Business with 25 or fewer employees wanting to offer employees a way to invest through convenient salary reduction in before-tax dollars. Limit contribution by the business. Special non-discrimination test. May exclude employees with less than 3 of previous 5 years of service and those under 21.

  • Simple, inexpensive "401(k)".

  • IRA replacement.

  • Promote employee participation.

  • 100% usually vested immediately.

  • Special non-discrimination test.

  • New SARSEP cannot be established.

Profit Sharing

A firm where cash flow and income are somewhat variable. Ideal plan for firm wanting a flexible contribution with a maximum of 15%. May exclude employees under age 21 and those with less than 2 years of service.

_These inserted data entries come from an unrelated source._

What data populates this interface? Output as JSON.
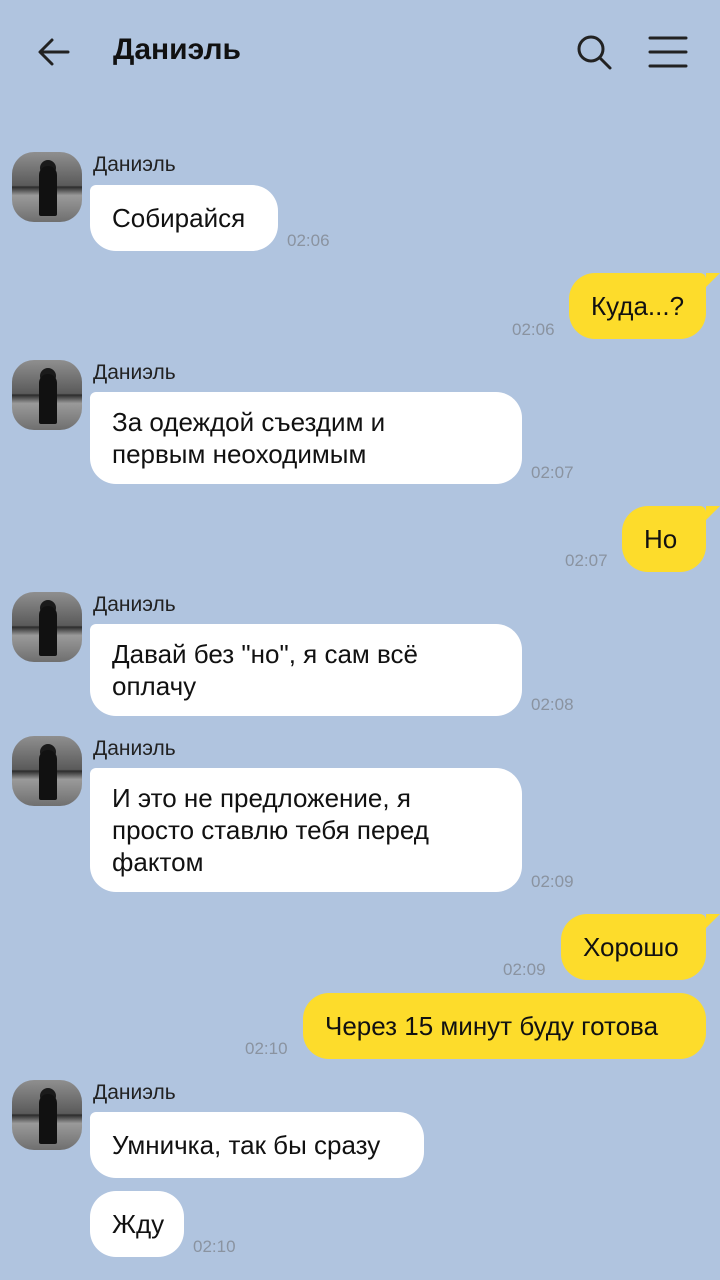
{
  "header": {
    "title": "Даниэль"
  },
  "sender_name": "Даниэль",
  "messages": [
    {
      "text": "Собирайся",
      "time": "02:06"
    },
    {
      "text": "Куда...?",
      "time": "02:06"
    },
    {
      "line1": "За одеждой съездим и",
      "line2": "первым неоходимым",
      "time": "02:07"
    },
    {
      "text": "Но",
      "time": "02:07"
    },
    {
      "line1": "Давай без \"но\", я сам всё",
      "line2": "оплачу",
      "time": "02:08"
    },
    {
      "line1": "И это не предложение, я",
      "line2": "просто ставлю тебя перед",
      "line3": "фактом",
      "time": "02:09"
    },
    {
      "text": "Хорошо",
      "time": "02:09"
    },
    {
      "text": "Через 15 минут буду готова",
      "time": "02:10"
    },
    {
      "text": "Умничка, так бы сразу"
    },
    {
      "text": "Жду",
      "time": "02:10"
    }
  ]
}
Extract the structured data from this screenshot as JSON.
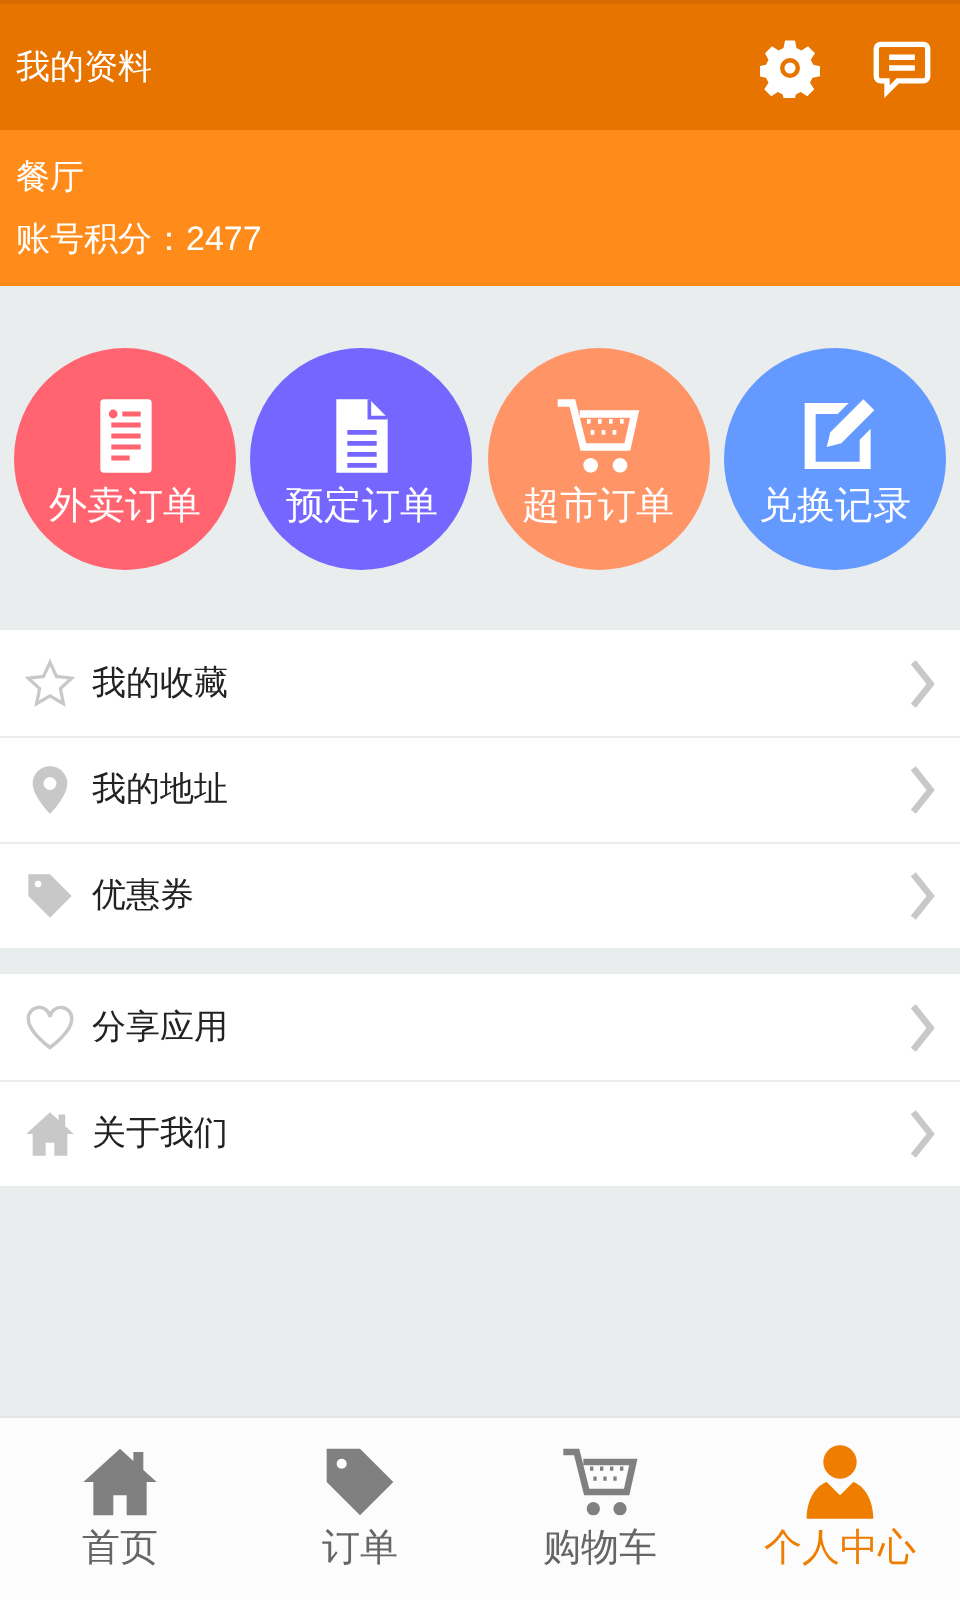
{
  "header": {
    "title": "我的资料"
  },
  "profile": {
    "name": "餐厅",
    "points": "账号积分：2477"
  },
  "shortcuts": [
    {
      "label": "外卖订单",
      "kind": "receipt",
      "color": "#ff6470"
    },
    {
      "label": "预定订单",
      "kind": "document",
      "color": "#7466ff"
    },
    {
      "label": "超市订单",
      "kind": "cart",
      "color": "#ff9466"
    },
    {
      "label": "兑换记录",
      "kind": "edit",
      "color": "#6499ff"
    }
  ],
  "menu_groups": [
    [
      {
        "label": "我的收藏",
        "kind": "star"
      },
      {
        "label": "我的地址",
        "kind": "pin"
      },
      {
        "label": "优惠券",
        "kind": "tag"
      }
    ],
    [
      {
        "label": "分享应用",
        "kind": "heart"
      },
      {
        "label": "关于我们",
        "kind": "home"
      }
    ]
  ],
  "tab_bar": [
    {
      "label": "首页",
      "kind": "home",
      "selected": false
    },
    {
      "label": "订单",
      "kind": "tag",
      "selected": false
    },
    {
      "label": "购物车",
      "kind": "cart",
      "selected": false
    },
    {
      "label": "个人中心",
      "kind": "person",
      "selected": true
    }
  ]
}
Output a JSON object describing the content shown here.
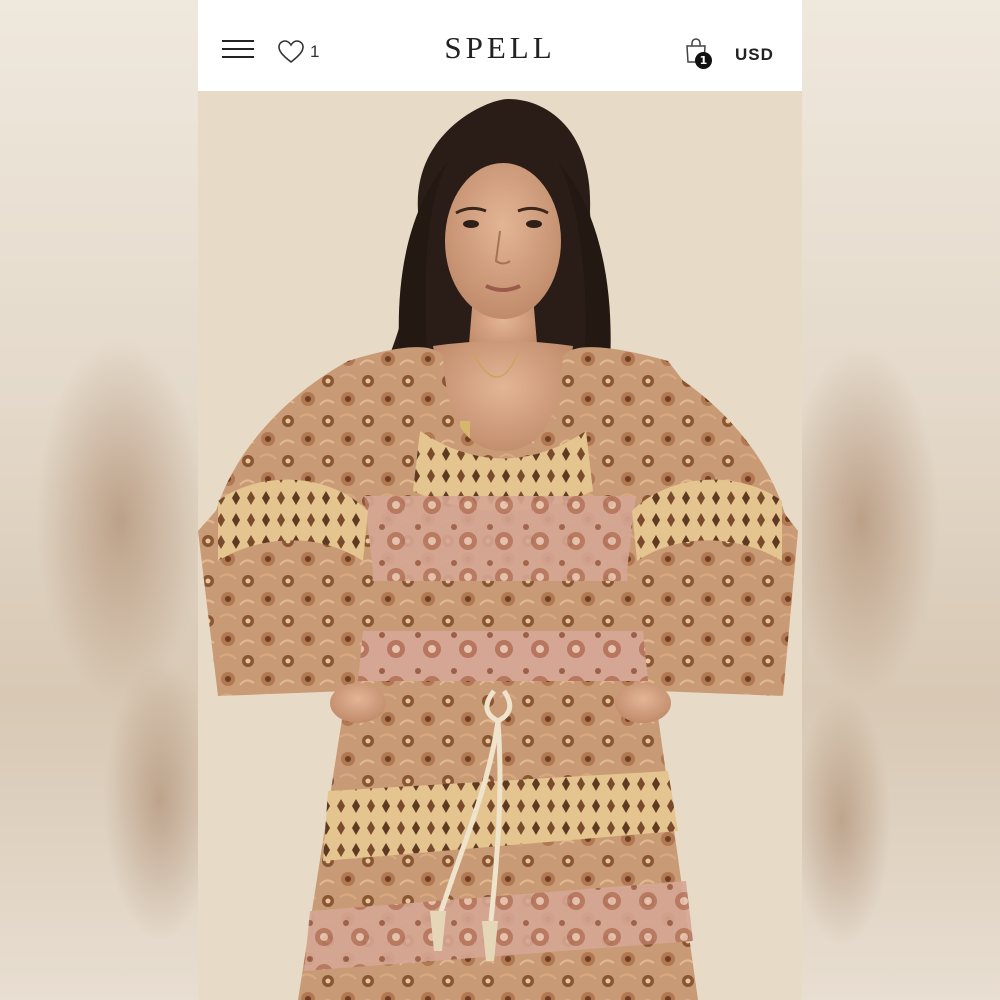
{
  "header": {
    "logo": "SPELL",
    "wishlist_count": "1",
    "cart_count": "1",
    "currency": "USD",
    "icons": {
      "menu": "hamburger-menu-icon",
      "wishlist": "heart-outline-icon",
      "cart": "shopping-bag-icon"
    }
  },
  "product_image": {
    "colors": {
      "background": "#e8dcc8",
      "fabric_base": "#c99a76",
      "fabric_dark": "#7a4a2c",
      "fabric_light": "#e8c99b",
      "hair": "#2a1d17"
    }
  }
}
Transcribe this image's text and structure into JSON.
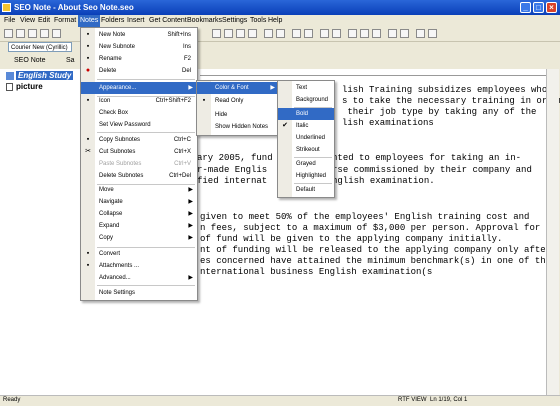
{
  "window": {
    "title": "SEO Note - About Seo Note.seo"
  },
  "menubar": [
    "File",
    "View",
    "Edit",
    "Format",
    "Notes",
    "Folders",
    "Insert",
    "Get Content",
    "Bookmarks",
    "Settings",
    "Tools",
    "Help"
  ],
  "toolbar": {
    "font": "Courier New (Cyrillic)"
  },
  "tabs": [
    "SEO Note",
    "Sa"
  ],
  "tree": {
    "node1": "English Study",
    "node2": "picture"
  },
  "editor": {
    "lines": [
      "lish Training subsidizes employees who",
      "s to take the necessary training in order",
      " their job type by taking any of the",
      "lish examinations",
      "",
      "ary 2005, fund        granted to employees for taking an in-",
      "r-made Englis         course commissioned by their company and",
      "fied internat        ss English examination.",
      "",
      "given to meet 50% of the employees' English training cost and",
      "n fees, subject to a maximum of $3,000 per person. Approval for",
      "of fund will be given to the applying company initially.",
      "nt of funding will be released to the applying company only after",
      "es concerned have attained the minimum benchmark(s) in one of the",
      "nternational business English examination(s"
    ]
  },
  "notes_menu": [
    {
      "label": "New Note",
      "shortcut": "Shift+Ins"
    },
    {
      "label": "New Subnote",
      "shortcut": "Ins"
    },
    {
      "label": "Rename",
      "shortcut": "F2"
    },
    {
      "label": "Delete",
      "shortcut": "Del"
    },
    {
      "label": "Appearance...",
      "shortcut": ""
    },
    {
      "label": "Icon",
      "shortcut": "Ctrl+Shift+F2"
    },
    {
      "label": "Check Box",
      "shortcut": ""
    },
    {
      "label": "Set View Password",
      "shortcut": ""
    },
    {
      "label": "Copy Subnotes",
      "shortcut": "Ctrl+C"
    },
    {
      "label": "Cut Subnotes",
      "shortcut": "Ctrl+X"
    },
    {
      "label": "Paste Subnotes",
      "shortcut": "Ctrl+V"
    },
    {
      "label": "Delete Subnotes",
      "shortcut": "Ctrl+Del"
    },
    {
      "label": "Move",
      "shortcut": ""
    },
    {
      "label": "Navigate",
      "shortcut": ""
    },
    {
      "label": "Collapse",
      "shortcut": ""
    },
    {
      "label": "Expand",
      "shortcut": ""
    },
    {
      "label": "Copy",
      "shortcut": ""
    },
    {
      "label": "Convert",
      "shortcut": ""
    },
    {
      "label": "Attachments ...",
      "shortcut": ""
    },
    {
      "label": "Advanced...",
      "shortcut": ""
    },
    {
      "label": "Note Settings",
      "shortcut": ""
    }
  ],
  "appearance_menu": [
    "Color & Font",
    "Read Only",
    "Hide",
    "Show Hidden Notes"
  ],
  "color_font_menu": [
    "Text",
    "Background",
    "Bold",
    "Italic",
    "Underlined",
    "Strikeout",
    "Grayed",
    "Highlighted",
    "Default"
  ],
  "status": {
    "left": "Ready",
    "mode": "RTF VIEW",
    "position": "Ln 1/19, Col 1"
  }
}
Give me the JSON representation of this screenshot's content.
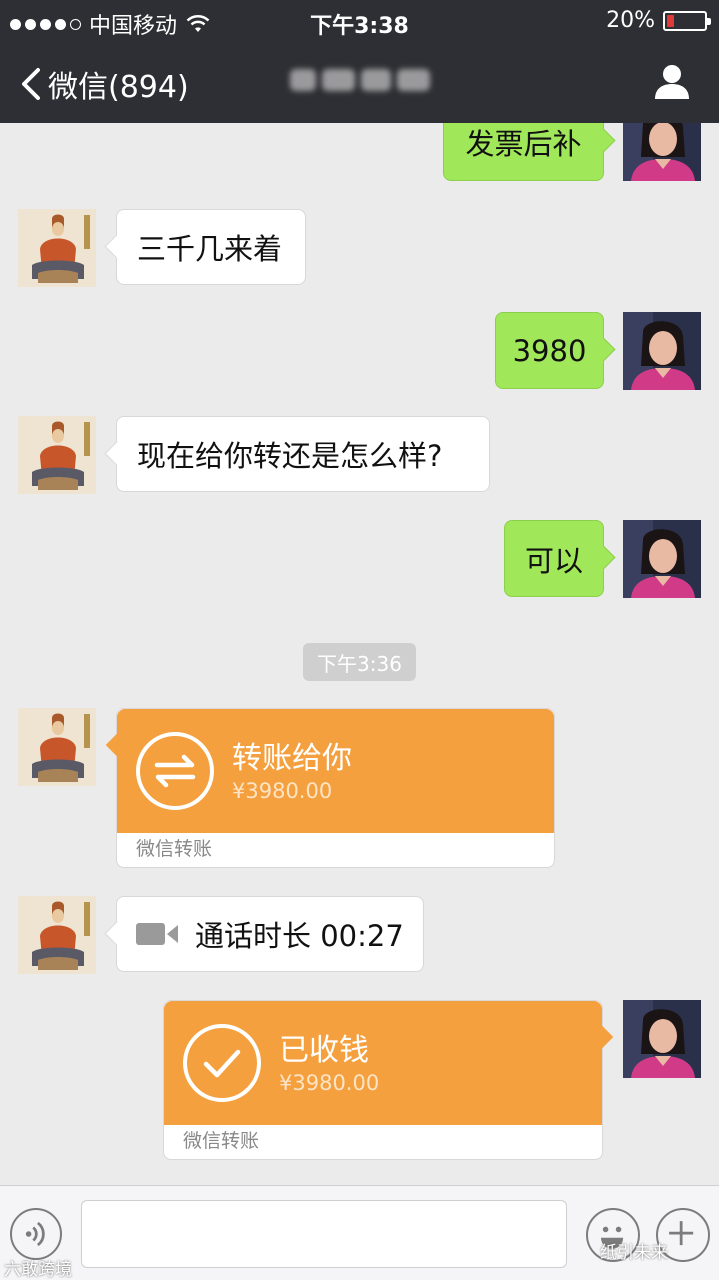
{
  "status_bar": {
    "carrier": "中国移动",
    "time": "下午3:38",
    "battery_percent": "20%",
    "battery_level": 0.2,
    "signal_bars_filled": 4,
    "colors": {
      "battery_low": "#e03a3a"
    }
  },
  "nav": {
    "back_label": "微信(894)",
    "icons": {
      "back": "chevron-left-icon",
      "profile": "person-icon"
    }
  },
  "messages": [
    {
      "side": "right",
      "text": "发票后补"
    },
    {
      "side": "left",
      "text": "三千几来着"
    },
    {
      "side": "right",
      "text": "3980"
    },
    {
      "side": "left",
      "text": "现在给你转还是怎么样?"
    },
    {
      "side": "right",
      "text": "可以"
    }
  ],
  "timestamp": "下午3:36",
  "transfer_sent": {
    "title": "转账给你",
    "amount": "¥3980.00",
    "footer": "微信转账"
  },
  "call_record": {
    "text": "通话时长 00:27",
    "icon": "video-call-icon"
  },
  "transfer_received": {
    "title": "已收钱",
    "amount": "¥3980.00",
    "footer": "微信转账"
  },
  "input_bar": {
    "icons": {
      "voice": "voice-icon",
      "emoji": "emoji-icon",
      "more": "plus-icon"
    }
  },
  "watermarks": {
    "left": "六敢跨境",
    "right": "纸引未来"
  },
  "colors": {
    "nav_bg": "#2e2f34",
    "chat_bg": "#ebebeb",
    "bubble_green": "#a0e75a",
    "transfer_orange": "#f5a03f"
  }
}
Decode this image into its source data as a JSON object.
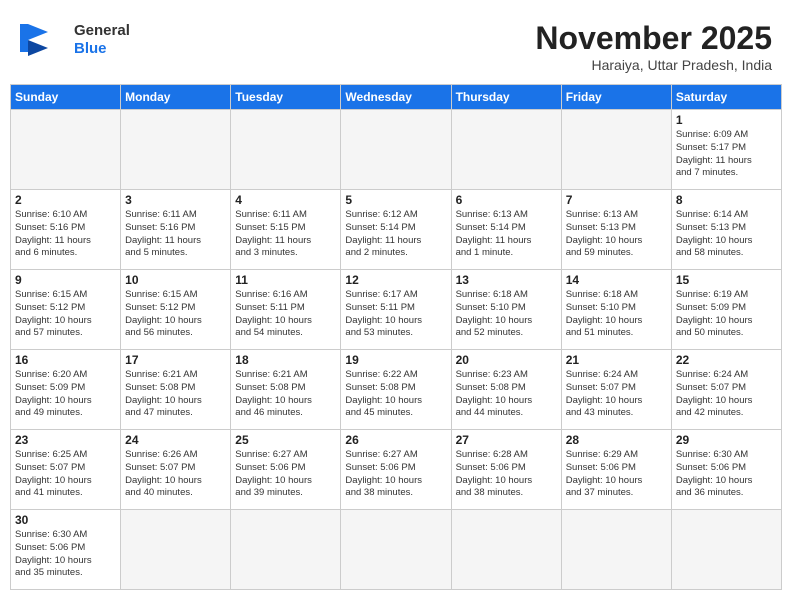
{
  "header": {
    "logo_general": "General",
    "logo_blue": "Blue",
    "month": "November 2025",
    "location": "Haraiya, Uttar Pradesh, India"
  },
  "weekdays": [
    "Sunday",
    "Monday",
    "Tuesday",
    "Wednesday",
    "Thursday",
    "Friday",
    "Saturday"
  ],
  "weeks": [
    [
      {
        "day": "",
        "info": ""
      },
      {
        "day": "",
        "info": ""
      },
      {
        "day": "",
        "info": ""
      },
      {
        "day": "",
        "info": ""
      },
      {
        "day": "",
        "info": ""
      },
      {
        "day": "",
        "info": ""
      },
      {
        "day": "1",
        "info": "Sunrise: 6:09 AM\nSunset: 5:17 PM\nDaylight: 11 hours\nand 7 minutes."
      }
    ],
    [
      {
        "day": "2",
        "info": "Sunrise: 6:10 AM\nSunset: 5:16 PM\nDaylight: 11 hours\nand 6 minutes."
      },
      {
        "day": "3",
        "info": "Sunrise: 6:11 AM\nSunset: 5:16 PM\nDaylight: 11 hours\nand 5 minutes."
      },
      {
        "day": "4",
        "info": "Sunrise: 6:11 AM\nSunset: 5:15 PM\nDaylight: 11 hours\nand 3 minutes."
      },
      {
        "day": "5",
        "info": "Sunrise: 6:12 AM\nSunset: 5:14 PM\nDaylight: 11 hours\nand 2 minutes."
      },
      {
        "day": "6",
        "info": "Sunrise: 6:13 AM\nSunset: 5:14 PM\nDaylight: 11 hours\nand 1 minute."
      },
      {
        "day": "7",
        "info": "Sunrise: 6:13 AM\nSunset: 5:13 PM\nDaylight: 10 hours\nand 59 minutes."
      },
      {
        "day": "8",
        "info": "Sunrise: 6:14 AM\nSunset: 5:13 PM\nDaylight: 10 hours\nand 58 minutes."
      }
    ],
    [
      {
        "day": "9",
        "info": "Sunrise: 6:15 AM\nSunset: 5:12 PM\nDaylight: 10 hours\nand 57 minutes."
      },
      {
        "day": "10",
        "info": "Sunrise: 6:15 AM\nSunset: 5:12 PM\nDaylight: 10 hours\nand 56 minutes."
      },
      {
        "day": "11",
        "info": "Sunrise: 6:16 AM\nSunset: 5:11 PM\nDaylight: 10 hours\nand 54 minutes."
      },
      {
        "day": "12",
        "info": "Sunrise: 6:17 AM\nSunset: 5:11 PM\nDaylight: 10 hours\nand 53 minutes."
      },
      {
        "day": "13",
        "info": "Sunrise: 6:18 AM\nSunset: 5:10 PM\nDaylight: 10 hours\nand 52 minutes."
      },
      {
        "day": "14",
        "info": "Sunrise: 6:18 AM\nSunset: 5:10 PM\nDaylight: 10 hours\nand 51 minutes."
      },
      {
        "day": "15",
        "info": "Sunrise: 6:19 AM\nSunset: 5:09 PM\nDaylight: 10 hours\nand 50 minutes."
      }
    ],
    [
      {
        "day": "16",
        "info": "Sunrise: 6:20 AM\nSunset: 5:09 PM\nDaylight: 10 hours\nand 49 minutes."
      },
      {
        "day": "17",
        "info": "Sunrise: 6:21 AM\nSunset: 5:08 PM\nDaylight: 10 hours\nand 47 minutes."
      },
      {
        "day": "18",
        "info": "Sunrise: 6:21 AM\nSunset: 5:08 PM\nDaylight: 10 hours\nand 46 minutes."
      },
      {
        "day": "19",
        "info": "Sunrise: 6:22 AM\nSunset: 5:08 PM\nDaylight: 10 hours\nand 45 minutes."
      },
      {
        "day": "20",
        "info": "Sunrise: 6:23 AM\nSunset: 5:08 PM\nDaylight: 10 hours\nand 44 minutes."
      },
      {
        "day": "21",
        "info": "Sunrise: 6:24 AM\nSunset: 5:07 PM\nDaylight: 10 hours\nand 43 minutes."
      },
      {
        "day": "22",
        "info": "Sunrise: 6:24 AM\nSunset: 5:07 PM\nDaylight: 10 hours\nand 42 minutes."
      }
    ],
    [
      {
        "day": "23",
        "info": "Sunrise: 6:25 AM\nSunset: 5:07 PM\nDaylight: 10 hours\nand 41 minutes."
      },
      {
        "day": "24",
        "info": "Sunrise: 6:26 AM\nSunset: 5:07 PM\nDaylight: 10 hours\nand 40 minutes."
      },
      {
        "day": "25",
        "info": "Sunrise: 6:27 AM\nSunset: 5:06 PM\nDaylight: 10 hours\nand 39 minutes."
      },
      {
        "day": "26",
        "info": "Sunrise: 6:27 AM\nSunset: 5:06 PM\nDaylight: 10 hours\nand 38 minutes."
      },
      {
        "day": "27",
        "info": "Sunrise: 6:28 AM\nSunset: 5:06 PM\nDaylight: 10 hours\nand 38 minutes."
      },
      {
        "day": "28",
        "info": "Sunrise: 6:29 AM\nSunset: 5:06 PM\nDaylight: 10 hours\nand 37 minutes."
      },
      {
        "day": "29",
        "info": "Sunrise: 6:30 AM\nSunset: 5:06 PM\nDaylight: 10 hours\nand 36 minutes."
      }
    ],
    [
      {
        "day": "30",
        "info": "Sunrise: 6:30 AM\nSunset: 5:06 PM\nDaylight: 10 hours\nand 35 minutes."
      },
      {
        "day": "",
        "info": ""
      },
      {
        "day": "",
        "info": ""
      },
      {
        "day": "",
        "info": ""
      },
      {
        "day": "",
        "info": ""
      },
      {
        "day": "",
        "info": ""
      },
      {
        "day": "",
        "info": ""
      }
    ]
  ]
}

  • Full flexibility of contributions.

  • Part-time employees may be excluded.

  • Vesting schedule may be used.

  • Full reporting.

  • Integration available.

  • Employee contribution is permitted.

Money Purchase

A firm with substantial income. Ideal for a firm wanting to maximize contributions at a fixed percentage. May exclude employees under age 21 and those with less than 2 years of service.

  • Maximizes deductible contributions.

  • Part-time employees may be excluded.

  • Vesting schedule may be used.

  • Full reporting.

  • Integration available.

401(k) Plan

Larger firm where the majority of employees defer a portion of their salary. Ideal for business desiring to contribute on a match basis. Special non-discrimination tests for deferrals. May exclude employees under 21 and those with less than 1 year of service.

  • Consulting and plan design.

  • Comprehensive record keeping.

  • Competitive fees.

  • Employee communications package.

  • Vesting schedule may be used for the employer contribution.

Sec. 457 Plan

Installed and administered by the government agency that can limit choices.

  • Administration of payroll adjustments.

  • Individual enrollment

and investments by the employee.

 

THE NEWEST DEVELOPMENT - THE ROTH IRA

With the 1997 Taxpayer Relief Act, Congress created the newest option - the ‘Roth IRA.’ This offers significant opportunities for some. One form is a rollover from a traditional IRA. The amount is taxable now, subject to a four year bracket. But, to achieve the best result a taxpayer could roll over the entire sum - and pay the tax from other funds.

The other Roth IRA format is to make a contribution of up to $2,000 per year - on a non-deductible basis.

The major advantage of the Roth IRA is that the income will be tax-free when withdrawn. For some, the later tax savings are justification for the higher tax payment now.